Featured in Professional Services Journal Issue 2 - Growing Profitable Clients
5th March 2009
PSF Journal - PDF version
Your firm’s growth and profitability is less about acquiring and maintaining more clients, and more about strategic selection and retention. Many firms grapple with this concept, as it appears counter-productive to expend energy in acquiring clients, only to let some of them go, and there’s always the consideration of the potential that a particular client may bring to the firm in the future.
Unless clients are proactively managed through a client growth process, the value to your firm will be realised a lot more slowly and the returns are unlikely to be as high when you let the client drive the process. The resources that your firm needs to employ in order to acquire and service your clients is also a key consideration in how you grow your client base.
Case studies
At Boss Management, we see these issues up close across a wide range of firms. Here is a comparison between two organisations we’ve worked with to give you an insight into the analysis you need to complete and the results that can be achieved.
Client A: Too busy to change course
Client A is an accounting firm and has closeto 700 clients (I’ll round the numbers for convenience). Their revenue is $2.5 million per annum with 10 per cent earnings before interest and tax (EBIT). The firm’s largest client accounts for $170,000 of its annual revenue. The next largest client delivers $80,000. They are high-value, national clients that require a high level of attention, service and nurturing.
Excluding these two clients, the top 30 per cent of the client base generates approximately 90 per cent of the firm’s revenue. They therefore have roughly 500 remaining clients who contribute a very small percentage to the business.
The firm’s two partners are reluctant to proactively do anything with their client
base – either divest or strategically grow – and, as such, continue to have significant strains on their existing resources as they struggle through the client workload. The much anticipated ‘potential’ of the small clients to grow into major clients has yet to manifest. Meanwhile, their team is under constant pressure to manage the volume of activity.

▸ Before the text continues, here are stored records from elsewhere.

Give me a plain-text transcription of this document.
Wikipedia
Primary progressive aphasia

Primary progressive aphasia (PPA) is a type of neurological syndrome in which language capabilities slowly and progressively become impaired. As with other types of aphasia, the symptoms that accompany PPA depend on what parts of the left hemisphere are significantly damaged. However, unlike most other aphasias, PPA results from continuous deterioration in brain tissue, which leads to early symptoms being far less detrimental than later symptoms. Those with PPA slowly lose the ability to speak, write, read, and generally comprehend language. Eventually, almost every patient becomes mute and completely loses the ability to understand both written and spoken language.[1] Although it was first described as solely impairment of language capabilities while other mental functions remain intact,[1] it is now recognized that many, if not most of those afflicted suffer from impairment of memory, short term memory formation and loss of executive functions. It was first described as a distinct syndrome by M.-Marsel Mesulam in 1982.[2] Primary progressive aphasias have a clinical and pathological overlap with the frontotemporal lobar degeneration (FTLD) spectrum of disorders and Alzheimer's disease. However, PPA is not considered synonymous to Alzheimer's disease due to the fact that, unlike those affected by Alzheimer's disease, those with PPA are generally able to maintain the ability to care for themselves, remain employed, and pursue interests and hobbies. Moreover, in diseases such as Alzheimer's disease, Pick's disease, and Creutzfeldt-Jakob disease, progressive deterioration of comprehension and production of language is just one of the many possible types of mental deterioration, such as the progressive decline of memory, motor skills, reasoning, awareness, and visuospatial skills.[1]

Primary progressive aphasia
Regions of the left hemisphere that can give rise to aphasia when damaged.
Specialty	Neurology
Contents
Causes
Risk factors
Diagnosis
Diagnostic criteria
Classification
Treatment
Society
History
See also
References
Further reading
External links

Client B: Refocused after non-strategic growth
Client B is a niche consulting firm that was always in client acquisition mode, measuring success in part by the number of new clients brought into the firm. They focused on their core service to bring the new clients in, and while they targeted their specific niche market segment, they were less attentive to the size or type of clients they acquired.

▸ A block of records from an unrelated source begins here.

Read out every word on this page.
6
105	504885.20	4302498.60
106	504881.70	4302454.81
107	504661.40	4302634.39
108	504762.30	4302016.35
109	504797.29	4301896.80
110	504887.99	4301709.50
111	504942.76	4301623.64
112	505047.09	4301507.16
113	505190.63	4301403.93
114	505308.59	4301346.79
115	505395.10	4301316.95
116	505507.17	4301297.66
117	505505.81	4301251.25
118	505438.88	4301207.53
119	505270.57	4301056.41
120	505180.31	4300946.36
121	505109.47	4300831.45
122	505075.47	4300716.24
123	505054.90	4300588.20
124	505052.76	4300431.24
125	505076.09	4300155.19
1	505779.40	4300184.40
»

When they went through the client growth process, the results were startling:
- 6 per cent of the active client base represented close to half of the firm’s revenue.
- More than two-thirds of the client base was less than one-tenth the size of the largest clients.
- Growth was coming from more and more small clients.
- 30 per cent of the firm’s clients had been inactive for the last two years.
- There was declining growth of high-value clients in the top-value tiers.
- These trends were counterproductive to attaining the firm’s intended niche position in the market.
- Most of the consultants in the firm acted independently so there was no overall strategic focus on specific existing or new client acquisition and growth targets.
- Roughly 90 per cent of the firm’s activities were focused on achieving sub-optimal outcomes.
Client B was amazed at the results. The firm immediately focused on turning around the situation and moving its clients, and its focus, back up the value chain.
In the next year, revenue grew 38 percent, profitability increased 7 per cent, the existing client base was systematically reduced by 40 per cent and new clients acquired in the next year matched the ideal
client profile, which was reset for the firm.
To put this into numbers, the firm’s revenue grew from just over $6 million in 2006–07 to almost $8.5 million in 2007–08, while its number of clients fell from 380 to around 225.
The marketing focus of the firm for that year was then balanced between new client acquisition and strategic client growth, with the firm’s core activities bringing optimal results. The consultants took a strategic view of their clients, always considering how they could add more value and grow their clients’ (and their own) value to the firm.
Lessons learnt
Client B is now a well-oiled machine with a very clear focus on growth and matching its clients to their firm. Client A is still experiencing resource issues, and is too busy doing client work to stop and take a strategic perspective on client growth.
In order to maximise the value of your client base, it pays to:
- analyse the numbers
- identify your most strategic and most high-potential growth clients, then allocate resources appropriately
- set target growth goals for different tiers of clients as well as individual clients
- identify clients that are low-value, low-potential, high-maintenance or high-cost and decide whether to divest or retain them.
HOW TO DIVEST CLIENTS
Depending on the driver for your decision, here are some tried, tested and professional ways to divest your firm of clients:
- raise your fees to a level that will ‘tip’ them over to another firm
- tell them your firm has made a strategic decision to focus on a particular specialisation or market niche and cannot continue to offer the services they need
- introduce your client to a smaller firm or an individual practitioner. If there is a problem in the relationship and you no longer wish to work with that client, there are two options depending on the size
- of your firm and how many practitioners you have.
In a large firm, you could try to restructure the team that is involved in working with and managing that client.
At a small firm, you can have an honest conversation with your client and let them know how the relationship is making you feel (uncomfortable, not valued, frustrated, confused, etc) and explain why. Either ask your client what they suggest you do to improve the situation or suggest you part ways. They’ll either agree or you can work out what needs to be done to improve the relationship.